Page:Lemaître - Les Contemporains, sér3, 1898.djvu/99

Cette page n’a pas encore été corrigée

PIERRE LOTI[1]

Je viens de relire presque sans un arrêt, à la campagne, serré contre la terre maternelle, sous un ciel amollissant et chargé d’orage, les six volumes de Pierre Loti. Au moment où je tourne la dernière page, je me sens parfaitement ivre. Je suis plein du ressouvenir délicieux et triste d’une prodigieuse quantité de sensations très profondes, et j’ai le cœur gros d’un attendrissement universel et vague.

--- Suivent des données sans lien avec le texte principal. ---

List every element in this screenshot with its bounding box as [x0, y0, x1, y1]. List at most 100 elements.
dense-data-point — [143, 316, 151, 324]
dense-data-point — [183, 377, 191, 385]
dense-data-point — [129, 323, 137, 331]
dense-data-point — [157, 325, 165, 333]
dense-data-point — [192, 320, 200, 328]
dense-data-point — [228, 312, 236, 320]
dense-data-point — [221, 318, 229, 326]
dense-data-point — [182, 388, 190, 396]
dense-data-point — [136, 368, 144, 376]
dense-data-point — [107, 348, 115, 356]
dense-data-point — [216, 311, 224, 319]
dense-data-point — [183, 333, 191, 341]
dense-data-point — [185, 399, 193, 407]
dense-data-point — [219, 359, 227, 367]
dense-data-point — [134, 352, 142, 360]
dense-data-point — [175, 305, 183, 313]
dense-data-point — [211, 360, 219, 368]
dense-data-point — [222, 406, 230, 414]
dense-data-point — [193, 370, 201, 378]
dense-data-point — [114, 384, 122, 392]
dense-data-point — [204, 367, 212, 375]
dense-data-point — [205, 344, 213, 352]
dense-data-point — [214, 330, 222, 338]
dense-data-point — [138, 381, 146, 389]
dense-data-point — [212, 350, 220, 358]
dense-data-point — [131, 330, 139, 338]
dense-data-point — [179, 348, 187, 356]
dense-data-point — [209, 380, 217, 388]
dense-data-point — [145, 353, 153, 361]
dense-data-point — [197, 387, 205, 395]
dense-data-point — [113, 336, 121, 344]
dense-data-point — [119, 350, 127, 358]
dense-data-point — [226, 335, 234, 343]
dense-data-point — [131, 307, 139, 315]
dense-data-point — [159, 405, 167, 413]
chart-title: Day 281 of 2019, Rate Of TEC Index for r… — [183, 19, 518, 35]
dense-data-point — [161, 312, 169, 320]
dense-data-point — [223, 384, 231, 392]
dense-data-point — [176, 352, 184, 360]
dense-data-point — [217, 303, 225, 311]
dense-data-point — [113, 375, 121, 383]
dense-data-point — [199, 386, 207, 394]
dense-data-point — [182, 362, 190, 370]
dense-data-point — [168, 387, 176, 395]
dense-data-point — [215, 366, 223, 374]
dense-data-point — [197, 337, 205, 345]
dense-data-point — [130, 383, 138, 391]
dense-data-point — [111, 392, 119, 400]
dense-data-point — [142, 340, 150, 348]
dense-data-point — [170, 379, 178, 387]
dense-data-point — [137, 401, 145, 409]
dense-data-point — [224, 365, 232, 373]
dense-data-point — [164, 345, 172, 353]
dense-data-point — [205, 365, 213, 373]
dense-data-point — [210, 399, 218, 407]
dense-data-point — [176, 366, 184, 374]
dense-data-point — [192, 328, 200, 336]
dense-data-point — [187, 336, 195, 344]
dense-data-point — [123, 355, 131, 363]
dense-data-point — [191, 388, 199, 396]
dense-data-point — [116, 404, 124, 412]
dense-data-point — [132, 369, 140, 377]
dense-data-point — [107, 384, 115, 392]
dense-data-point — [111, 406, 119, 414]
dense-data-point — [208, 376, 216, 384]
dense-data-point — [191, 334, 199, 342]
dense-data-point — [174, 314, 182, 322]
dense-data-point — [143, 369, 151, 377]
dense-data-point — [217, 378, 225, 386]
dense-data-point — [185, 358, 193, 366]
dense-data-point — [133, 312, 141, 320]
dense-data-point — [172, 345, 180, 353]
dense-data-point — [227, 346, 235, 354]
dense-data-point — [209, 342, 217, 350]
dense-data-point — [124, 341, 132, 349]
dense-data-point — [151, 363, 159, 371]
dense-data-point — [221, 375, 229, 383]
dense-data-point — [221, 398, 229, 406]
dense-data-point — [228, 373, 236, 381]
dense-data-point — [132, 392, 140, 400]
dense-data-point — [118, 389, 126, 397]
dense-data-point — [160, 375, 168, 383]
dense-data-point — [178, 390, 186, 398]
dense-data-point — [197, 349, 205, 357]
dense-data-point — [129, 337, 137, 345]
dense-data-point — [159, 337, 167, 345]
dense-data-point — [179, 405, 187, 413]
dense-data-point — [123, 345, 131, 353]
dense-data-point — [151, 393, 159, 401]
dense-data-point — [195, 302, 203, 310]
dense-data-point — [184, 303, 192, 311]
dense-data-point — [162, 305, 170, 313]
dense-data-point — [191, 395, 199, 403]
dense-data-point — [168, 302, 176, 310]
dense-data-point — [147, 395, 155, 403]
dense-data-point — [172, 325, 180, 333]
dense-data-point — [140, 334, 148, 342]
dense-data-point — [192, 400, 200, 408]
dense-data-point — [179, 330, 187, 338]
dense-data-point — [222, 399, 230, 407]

Pour parler, si je puis, avec plus de précision, ces deux mille pages m’ont suggéré, m’ont fait imaginer un trop grand nombre de perceptions inattendues ; et ces perceptions étaient accompagnées de trop de plaisir et en même temps de trop de peine, de trop de pitié, de trop de désirs indéfinis et irréalisables… Mon âme est comme un instrument qui aurait trop vibré et à qui le prolongement muet des vibrations passées serait douloureux. Je voudrais jouir et souffrir de la terre entière, de la

  1. Aziyadé ; le Mariage de Loti ; le Roman d’un spahi ; Fleurs d’ennui ; Mon frère Yves ; Pêcheur d’Islande. (Calmann Lévy.)